A questi tipi di potere si aggiungono le strategie per accrescere il potere: cercare di piacere;
“mettere il piede nella porta”, strategia in due fasi basata sul bisogno di essere coerenti con gli
impegni presi; “il colpo basso”, sempre in due fasi, ad es. offrire un oggetto a prezzo basso e poi
improvvisamente alzare il prezzo la seconda volta; far apparire la cosa difficile da ottenere; dare
l’impressione che ci sia poco tempo; e infine il classico “…e questo non è tutto!”.
Obbedienza all’autorità
Gli esperimenti realizzati da STANLEY MILGRAM hanno posto l’attenzione sull’enorme potere che
deriva all’autorità legittima.
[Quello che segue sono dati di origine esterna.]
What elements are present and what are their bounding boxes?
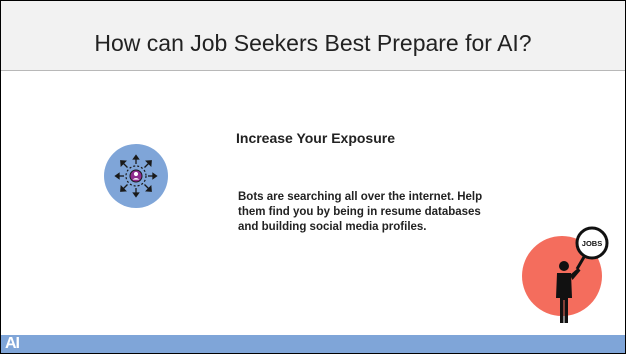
person-arrows-outward-icon bbox=[104, 144, 168, 208]
magnifier-label: JOBS bbox=[582, 239, 602, 248]
footer-band: AI bbox=[1, 335, 625, 353]
title-band: How can Job Seekers Best Prepare for AI? bbox=[1, 1, 625, 71]
body-paragraph: Bots are searching all over the internet… bbox=[238, 191, 483, 233]
section-heading: Increase Your Exposure bbox=[236, 130, 395, 146]
person-magnifier-jobs-icon: JOBS bbox=[522, 226, 609, 323]
slide-title: How can Job Seekers Best Prepare for AI? bbox=[94, 30, 532, 56]
footer-logo: AI bbox=[5, 335, 20, 352]
slide: How can Job Seekers Best Prepare for AI? bbox=[0, 0, 626, 354]
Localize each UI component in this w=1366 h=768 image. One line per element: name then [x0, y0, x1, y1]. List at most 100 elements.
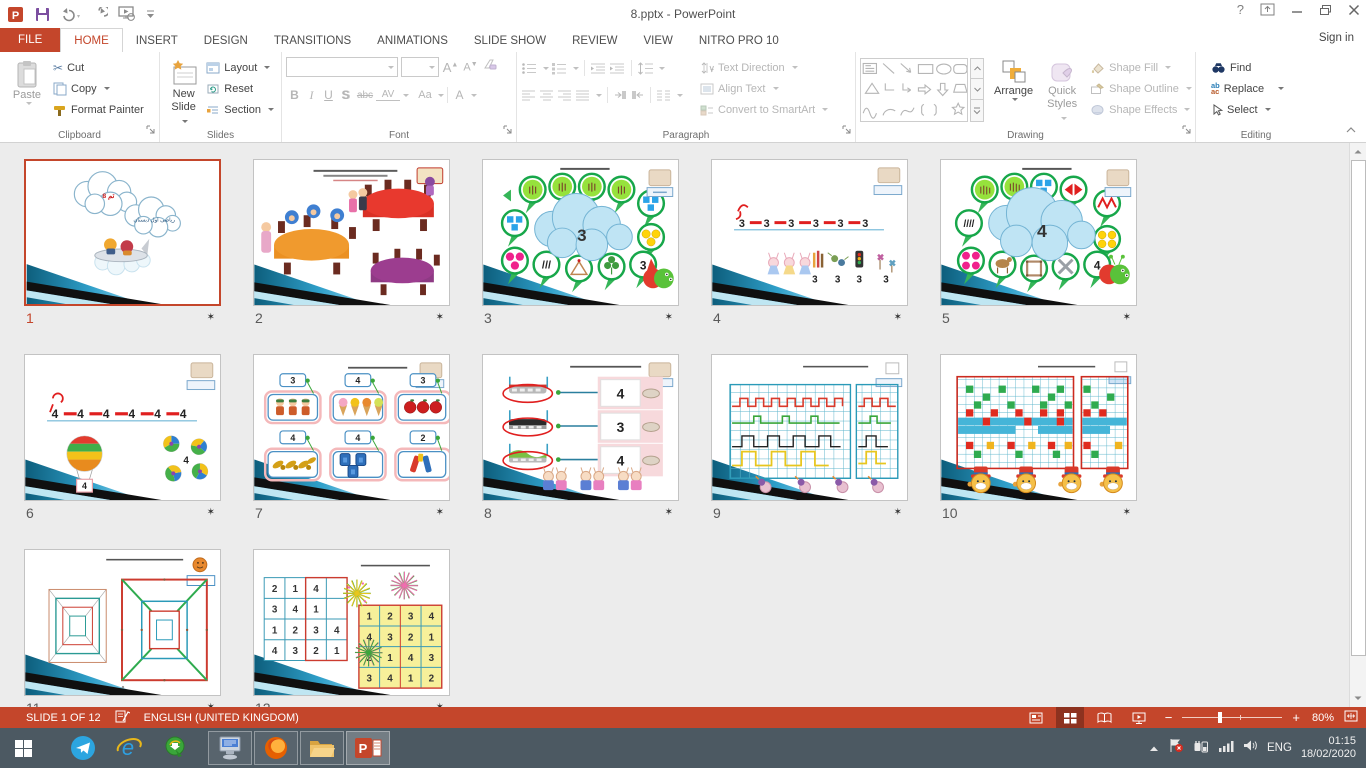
justify-icon[interactable] — [575, 89, 591, 102]
reset-button[interactable]: Reset — [203, 78, 277, 99]
firefox-icon[interactable] — [254, 731, 298, 765]
restore-icon[interactable] — [1319, 4, 1332, 16]
align-center-icon[interactable] — [539, 89, 555, 102]
section-button[interactable]: Section — [203, 99, 277, 120]
character-spacing-button[interactable]: AV — [376, 89, 400, 101]
arrange-button[interactable]: Arrange — [990, 55, 1037, 127]
slide-thumbnail-2[interactable] — [253, 159, 450, 306]
font-size-combo[interactable] — [401, 57, 439, 77]
tray-expand-icon[interactable] — [1149, 739, 1159, 757]
shape-fill-button[interactable]: Shape Fill — [1087, 57, 1195, 78]
scroll-up-icon[interactable] — [1350, 143, 1366, 160]
tab-insert[interactable]: INSERT — [123, 28, 191, 52]
new-slide-button[interactable]: New Slide — [164, 55, 203, 127]
tray-language[interactable]: ENG — [1267, 742, 1292, 754]
onscreen-keyboard-icon[interactable] — [208, 731, 252, 765]
shrink-font-button[interactable]: A▼ — [462, 61, 479, 74]
layout-button[interactable]: Layout — [203, 57, 277, 78]
slideshow-view-icon[interactable] — [1125, 707, 1153, 728]
scrollbar-thumb[interactable] — [1351, 160, 1366, 656]
ltr-direction-icon[interactable] — [613, 89, 628, 101]
spellcheck-icon[interactable] — [115, 709, 130, 726]
convert-smartart-button[interactable]: Convert to SmartArt — [697, 99, 831, 120]
line-spacing-icon[interactable] — [637, 62, 654, 75]
clear-formatting-button[interactable] — [482, 58, 498, 77]
shapes-gallery[interactable] — [860, 58, 968, 122]
scroll-down-icon[interactable] — [1350, 690, 1366, 707]
italic-button[interactable]: I — [303, 88, 320, 103]
internet-explorer-icon[interactable]: e — [106, 728, 152, 768]
shapes-gallery-scrollbar[interactable] — [970, 58, 984, 122]
tab-slideshow[interactable]: SLIDE SHOW — [461, 28, 559, 52]
file-explorer-icon[interactable] — [300, 731, 344, 765]
ribbon-display-options-icon[interactable] — [1260, 3, 1275, 16]
numbering-icon[interactable] — [551, 62, 568, 75]
find-button[interactable]: Find — [1208, 57, 1312, 78]
close-icon[interactable] — [1348, 4, 1360, 16]
underline-button[interactable]: U — [320, 88, 337, 102]
slide-thumbnail-7[interactable]: 3 4 3 4 4 2 — [253, 354, 450, 501]
fit-slide-icon[interactable] — [1344, 710, 1358, 725]
zoom-out-icon[interactable]: − — [1165, 710, 1173, 725]
sign-in-link[interactable]: Sign in — [1319, 32, 1354, 44]
strikethrough-button[interactable]: abc — [354, 90, 376, 101]
network-signal-icon[interactable] — [1218, 739, 1234, 757]
tab-animations[interactable]: ANIMATIONS — [364, 28, 461, 52]
tab-design[interactable]: DESIGN — [191, 28, 261, 52]
columns-icon[interactable] — [656, 89, 672, 102]
vertical-scrollbar[interactable] — [1349, 143, 1366, 707]
telegram-icon[interactable] — [60, 728, 106, 768]
font-name-combo[interactable] — [286, 57, 398, 77]
increase-indent-icon[interactable] — [609, 62, 626, 75]
rtl-direction-icon[interactable] — [630, 89, 645, 101]
minimize-icon[interactable] — [1291, 4, 1303, 16]
powerpoint-taskbar-icon[interactable]: P — [346, 731, 390, 765]
slide-thumbnail-11[interactable] — [24, 549, 221, 696]
align-left-icon[interactable] — [521, 89, 537, 102]
gallery-down-icon[interactable] — [970, 79, 984, 100]
slide-thumbnail-6[interactable]: 444444 4 — [24, 354, 221, 501]
action-center-flag-icon[interactable] — [1168, 738, 1184, 758]
idm-icon[interactable] — [152, 728, 198, 768]
tab-view[interactable]: VIEW — [630, 28, 685, 52]
start-button[interactable] — [0, 728, 46, 768]
slide-thumbnail-4[interactable]: 333333 3333 — [711, 159, 908, 306]
paste-button[interactable]: Paste — [4, 55, 50, 127]
reading-view-icon[interactable] — [1090, 707, 1119, 728]
paragraph-dialog-launcher-icon[interactable] — [842, 121, 851, 139]
tab-file[interactable]: FILE — [0, 28, 60, 52]
tab-nitro[interactable]: NITRO PRO 10 — [686, 28, 792, 52]
shape-effects-button[interactable]: Shape Effects — [1087, 99, 1195, 120]
slide-thumbnail-12[interactable]: 214 341 1234 4321 1234 4321 2143 — [253, 549, 450, 696]
slide-thumbnail-10[interactable] — [940, 354, 1137, 501]
text-direction-button[interactable]: Text Direction — [697, 57, 831, 78]
bold-button[interactable]: B — [286, 88, 303, 102]
text-shadow-button[interactable]: S — [337, 88, 354, 102]
help-icon[interactable]: ? — [1237, 2, 1244, 17]
grow-font-button[interactable]: A▲ — [442, 60, 459, 75]
power-battery-icon[interactable] — [1193, 739, 1209, 758]
drawing-dialog-launcher-icon[interactable] — [1182, 121, 1191, 139]
slide-thumbnail-5[interactable]: //// 4 4 — [940, 159, 1137, 306]
format-painter-button[interactable]: Format Painter — [50, 99, 147, 120]
align-right-icon[interactable] — [557, 89, 573, 102]
collapse-ribbon-icon[interactable] — [1346, 120, 1356, 138]
cut-button[interactable]: ✂ Cut — [50, 57, 147, 78]
font-dialog-launcher-icon[interactable] — [503, 121, 512, 139]
copy-button[interactable]: Copy — [50, 78, 147, 99]
slide-sorter-view-icon[interactable] — [1056, 707, 1084, 728]
font-color-button[interactable]: A — [451, 88, 468, 102]
zoom-level[interactable]: 80% — [1312, 712, 1334, 724]
zoom-in-icon[interactable]: + — [1292, 710, 1300, 725]
quick-styles-button[interactable]: Quick Styles — [1043, 55, 1081, 127]
replace-button[interactable]: abac Replace — [1208, 78, 1312, 99]
gallery-more-icon[interactable] — [970, 100, 984, 122]
slide-thumbnail-9[interactable] — [711, 354, 908, 501]
zoom-slider[interactable] — [1182, 717, 1282, 718]
tab-review[interactable]: REVIEW — [559, 28, 630, 52]
shape-outline-button[interactable]: Shape Outline — [1087, 78, 1195, 99]
align-text-button[interactable]: Align Text — [697, 78, 831, 99]
tray-clock[interactable]: 01:1518/02/2020 — [1301, 735, 1356, 761]
slide-thumbnail-8[interactable]: 4 3 — [482, 354, 679, 501]
language-indicator[interactable]: ENGLISH (UNITED KINGDOM) — [144, 712, 299, 724]
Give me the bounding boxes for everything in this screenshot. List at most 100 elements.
Ai volontari veniva detto che si doveva studiare l’effetto delle
punizioni sull’apprendimento. Il materiale era costituito da una lista di parole da memorizzare: i
partecipanti dovevano lavorare a coppie, uno come insegnante e l’altro come allievo.
L’assegnazione dei due ruoli era apparentemente casuale, in realtà i soggetti ingenui dovevano
svolgere unicamente il ruolo di insegnante (ovviamente a loro insaputa). L’insegnante (soggetto
ingenuo) doveva leggere una lista di parole da memorizzare, e ogni volta che l’allievo (un
confederato) commetteva un errore, l’insegnante doveva punirlo con una scossa elettrica, che
sarebbe diventata sempre più forte con il progredire degli errori. Ai partecipanti veniva mostrato un
finto apparecchio per l’elettroshock. I confederati erano preparati a fornire le risposte in modo da
commettere un errore ogni tre risposte esatte. La procedura prevedeva inoltre che lo sperimentatore
stimolasse i partecipanti dubbiosi con affermazioni di crescente pressione, come «per favore
continui», «l’esperimento richiede che lei continui», «è assolutamente essenziale che lei continui».
L’esperimento veniva videoregistrato, e alla fine al soggetto si diceva la verità, assicurandosi che si
trovasse in uno stato d’animo non troppo negativo.
Milgram si aspettava che solo pochi avrebbero obbedito. I risultati invece furono molto diversi: il
65% dei partecipanti obbedì ciecamente, somministrando (finte) scosse fino ad intensità
considerevoli. Tuttavia, l’obbedienza venne accompagnata da fortissime manifestazioni di
nervosismo.
Tale studio fu sottoposto a severe critiche di natura etica. Milgram, comunque, sostenne che per
spiegare l’obbedienza si dovevano tenere in considerazione le seguenti caratteristiche:
1) i soggetti partecipavano a un esperimento scientifico, perciò erano rispettabili e facevano parte
di una prestigiosa università;
2) i soggetti partecipavano liberamente e volevano tener fede all’impegno preso;
3) i soggetti si trovavano in una situazione ambigua nella quale esistevano pochi standard di
riferimento;
4) i soggetti si trovavano ad operare in tempi molto ridotti.